Weisswurste is Munich-style grilled veal-and-pork sausage with sweet mustard, while Rostbratwurst are roasted pork sausages in dark beer sauce with mashed potatoes. Weinerwurst are Vienna-style frankfurters with potato salad, and kalbsbratwurst are grilled veal sausages seasoned with marjoram and served with red cabbage and mashed spuds. Cavapcici are Serbian minced-beef sausages paired with ajvar spread made from roasted red peppers and eggplant and kajmak, similar to clotted cream with a slight tang made from the skin that forms on boiled milk.
Vegetarians can try the mushroom ragout made with chanterelle, morel, oyster and button mushrooms in creamy riesling sauce with a pretzel dumpling or vegetable strudel.
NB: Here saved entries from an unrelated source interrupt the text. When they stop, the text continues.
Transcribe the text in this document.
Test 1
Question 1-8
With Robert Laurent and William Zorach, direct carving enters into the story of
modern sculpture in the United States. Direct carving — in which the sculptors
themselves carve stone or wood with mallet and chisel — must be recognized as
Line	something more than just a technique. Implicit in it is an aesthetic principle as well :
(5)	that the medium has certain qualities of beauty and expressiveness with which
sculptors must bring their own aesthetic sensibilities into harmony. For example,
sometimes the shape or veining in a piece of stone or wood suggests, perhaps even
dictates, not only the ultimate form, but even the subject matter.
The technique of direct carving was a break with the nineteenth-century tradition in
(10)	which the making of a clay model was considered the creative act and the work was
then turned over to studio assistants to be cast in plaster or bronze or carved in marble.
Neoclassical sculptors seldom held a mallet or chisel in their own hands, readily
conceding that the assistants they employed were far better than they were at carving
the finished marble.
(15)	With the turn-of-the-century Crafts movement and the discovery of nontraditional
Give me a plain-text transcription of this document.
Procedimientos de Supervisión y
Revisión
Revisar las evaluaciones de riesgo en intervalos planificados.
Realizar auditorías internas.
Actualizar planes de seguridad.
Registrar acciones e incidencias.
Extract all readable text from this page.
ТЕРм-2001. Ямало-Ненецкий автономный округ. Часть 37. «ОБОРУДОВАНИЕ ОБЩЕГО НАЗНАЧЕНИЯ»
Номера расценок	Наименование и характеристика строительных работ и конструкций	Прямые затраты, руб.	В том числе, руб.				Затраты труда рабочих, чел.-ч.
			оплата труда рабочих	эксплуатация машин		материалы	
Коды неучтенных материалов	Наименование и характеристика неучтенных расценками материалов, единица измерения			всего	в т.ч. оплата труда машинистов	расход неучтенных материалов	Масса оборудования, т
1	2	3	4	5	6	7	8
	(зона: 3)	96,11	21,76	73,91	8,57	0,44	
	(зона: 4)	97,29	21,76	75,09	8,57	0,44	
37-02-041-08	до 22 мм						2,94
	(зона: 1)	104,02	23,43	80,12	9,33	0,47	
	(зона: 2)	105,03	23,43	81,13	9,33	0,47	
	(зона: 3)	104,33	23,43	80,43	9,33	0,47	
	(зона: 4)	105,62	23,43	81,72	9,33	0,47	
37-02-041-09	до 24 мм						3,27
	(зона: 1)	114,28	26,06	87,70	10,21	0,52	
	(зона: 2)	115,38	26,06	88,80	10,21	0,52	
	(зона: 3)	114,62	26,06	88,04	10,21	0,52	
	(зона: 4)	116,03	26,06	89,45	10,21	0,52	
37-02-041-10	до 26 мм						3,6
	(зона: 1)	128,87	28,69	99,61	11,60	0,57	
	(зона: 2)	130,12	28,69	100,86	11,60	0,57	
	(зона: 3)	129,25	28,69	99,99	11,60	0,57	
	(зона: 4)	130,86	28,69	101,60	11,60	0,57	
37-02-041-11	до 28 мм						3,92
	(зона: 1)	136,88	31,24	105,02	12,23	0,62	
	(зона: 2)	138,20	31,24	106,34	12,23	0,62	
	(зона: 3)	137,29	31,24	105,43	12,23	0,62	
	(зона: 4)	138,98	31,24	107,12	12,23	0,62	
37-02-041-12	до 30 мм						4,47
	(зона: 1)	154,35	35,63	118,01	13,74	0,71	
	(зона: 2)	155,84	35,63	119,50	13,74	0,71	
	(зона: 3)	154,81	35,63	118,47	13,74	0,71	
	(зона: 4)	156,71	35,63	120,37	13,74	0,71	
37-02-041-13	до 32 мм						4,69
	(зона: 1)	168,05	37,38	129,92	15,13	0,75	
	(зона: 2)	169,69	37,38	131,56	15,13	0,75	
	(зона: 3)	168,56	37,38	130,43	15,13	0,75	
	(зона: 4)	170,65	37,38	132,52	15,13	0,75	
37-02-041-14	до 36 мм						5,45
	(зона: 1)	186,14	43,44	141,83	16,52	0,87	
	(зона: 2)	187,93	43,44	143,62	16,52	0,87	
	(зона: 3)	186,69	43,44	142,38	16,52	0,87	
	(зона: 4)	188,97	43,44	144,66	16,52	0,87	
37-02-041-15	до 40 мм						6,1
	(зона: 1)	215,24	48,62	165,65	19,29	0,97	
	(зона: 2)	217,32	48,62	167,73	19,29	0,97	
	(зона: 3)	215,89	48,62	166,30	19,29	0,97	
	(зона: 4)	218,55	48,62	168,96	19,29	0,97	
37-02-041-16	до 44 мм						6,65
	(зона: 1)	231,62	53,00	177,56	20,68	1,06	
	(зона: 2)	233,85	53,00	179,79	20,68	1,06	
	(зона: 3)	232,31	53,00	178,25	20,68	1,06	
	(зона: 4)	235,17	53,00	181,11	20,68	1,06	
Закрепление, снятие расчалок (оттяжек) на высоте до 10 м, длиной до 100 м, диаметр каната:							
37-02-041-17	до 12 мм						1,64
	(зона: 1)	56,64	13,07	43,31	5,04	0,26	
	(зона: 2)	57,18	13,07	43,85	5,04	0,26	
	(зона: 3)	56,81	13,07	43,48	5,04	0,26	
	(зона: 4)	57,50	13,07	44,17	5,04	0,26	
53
There’s also whole pan-roasted deboned trout with lemon hollandaise and smoked potato; German-style ravioli stuffed with cod, spinach and carrots sautéed in dill butter; and beer-cured salmon on sweet pickled cucumber with sour cream seasoned with lemon zest and crisp rye bread sticks.
Finish with a large steamed sweet knodel (yeasty dumpling) with plum butter topped with poppy seeds resembling caviar. Guten appetit!
Linda Bladholm is a Miami-based food writer.